This tables, just like the regression tables, can be edited and you can specify custom variable names, what statistics to compute, etc.

Example: Correlations Table

  • Let’s see how we can use stargazer to present a correlation table of all the variables in the data.frame with respect to the dependent variable (hp) and the main independent variable (mpg):
# Computing correlations
corData <- cor(mtcars, use = "pairwise.complete.obs")

# Extracting columns for mpg and hp
corData <- corData[, colnames(corData) %in% c("hp", "mpg")]

# Naming columns and rows
colnames(corData) <- c("Miles per Gallon","Gross Horsepower")
row.names(corData) <- c("Miles per Gallon",
                       "Number of Cylinders",
                       "Displacement (cu.in.)",
                       "Gross Horsepower",
                       "Rear Axle Ratio",
                       "Weight (1000 lbs)",
                       "1/4 Mile Time",
                       "Engine (0 = V-shaped, 1 = Straight)",
                       "Transmission (0 = Automatic, 1 = Manual)",
                       "Number of Forward Gears",
                       "Number of Carburetors")
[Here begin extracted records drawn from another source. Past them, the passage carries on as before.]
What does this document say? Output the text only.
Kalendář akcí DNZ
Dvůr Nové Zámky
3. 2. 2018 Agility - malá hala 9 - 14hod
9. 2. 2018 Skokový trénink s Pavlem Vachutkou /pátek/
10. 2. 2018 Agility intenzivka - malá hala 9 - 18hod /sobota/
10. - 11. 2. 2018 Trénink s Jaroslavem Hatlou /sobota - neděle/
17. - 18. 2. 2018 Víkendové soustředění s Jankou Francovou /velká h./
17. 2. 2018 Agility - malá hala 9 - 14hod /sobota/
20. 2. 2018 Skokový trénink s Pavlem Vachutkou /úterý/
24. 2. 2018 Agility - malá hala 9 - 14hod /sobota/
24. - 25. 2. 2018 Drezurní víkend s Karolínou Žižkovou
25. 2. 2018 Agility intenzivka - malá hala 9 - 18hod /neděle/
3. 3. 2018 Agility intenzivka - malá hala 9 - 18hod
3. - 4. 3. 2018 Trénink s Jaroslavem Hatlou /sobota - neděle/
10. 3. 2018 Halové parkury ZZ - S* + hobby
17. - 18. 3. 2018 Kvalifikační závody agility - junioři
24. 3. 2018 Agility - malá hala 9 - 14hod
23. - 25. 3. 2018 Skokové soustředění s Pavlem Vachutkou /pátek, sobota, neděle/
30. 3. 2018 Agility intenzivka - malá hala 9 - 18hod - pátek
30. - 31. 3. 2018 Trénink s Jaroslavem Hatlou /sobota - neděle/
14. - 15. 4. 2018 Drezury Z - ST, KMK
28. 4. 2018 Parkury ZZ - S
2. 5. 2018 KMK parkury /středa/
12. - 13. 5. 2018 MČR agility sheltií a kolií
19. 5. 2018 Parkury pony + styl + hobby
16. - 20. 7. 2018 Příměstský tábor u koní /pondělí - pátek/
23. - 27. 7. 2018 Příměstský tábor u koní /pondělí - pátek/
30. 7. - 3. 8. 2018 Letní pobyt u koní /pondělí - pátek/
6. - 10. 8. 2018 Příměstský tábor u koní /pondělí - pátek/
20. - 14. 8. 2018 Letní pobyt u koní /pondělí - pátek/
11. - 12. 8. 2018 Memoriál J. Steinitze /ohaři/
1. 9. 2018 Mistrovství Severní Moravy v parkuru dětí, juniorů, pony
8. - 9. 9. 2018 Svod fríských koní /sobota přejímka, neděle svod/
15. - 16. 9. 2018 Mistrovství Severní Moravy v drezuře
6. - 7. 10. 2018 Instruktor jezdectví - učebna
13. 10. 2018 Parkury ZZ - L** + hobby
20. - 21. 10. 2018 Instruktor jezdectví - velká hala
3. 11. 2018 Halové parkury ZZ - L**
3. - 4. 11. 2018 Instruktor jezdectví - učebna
stargazer(corData, summary = FALSE,
          type = "html",
          title = "Correlation Table",
          digits = 2)
Correlation Table
Miles per Gallon Gross Horsepower
Miles per Gallon 1 -0.78
Number of Cylinders -0.85 0.83
Displacement (cu.in.) -0.85 0.79
Gross Horsepower -0.78 1
Rear Axle Ratio 0.68 -0.45
Weight (1000 lbs) -0.87 0.66
1/4 Mile Time 0.42 -0.71
Engine (0 = V-shaped, 1 = Straight) 0.66 -0.72
Transmission (0 = Automatic, 1 = Manual) 0.60 -0.24
Number of Forward Gears 0.48 -0.13
Number of Carburetors -0.55 0.75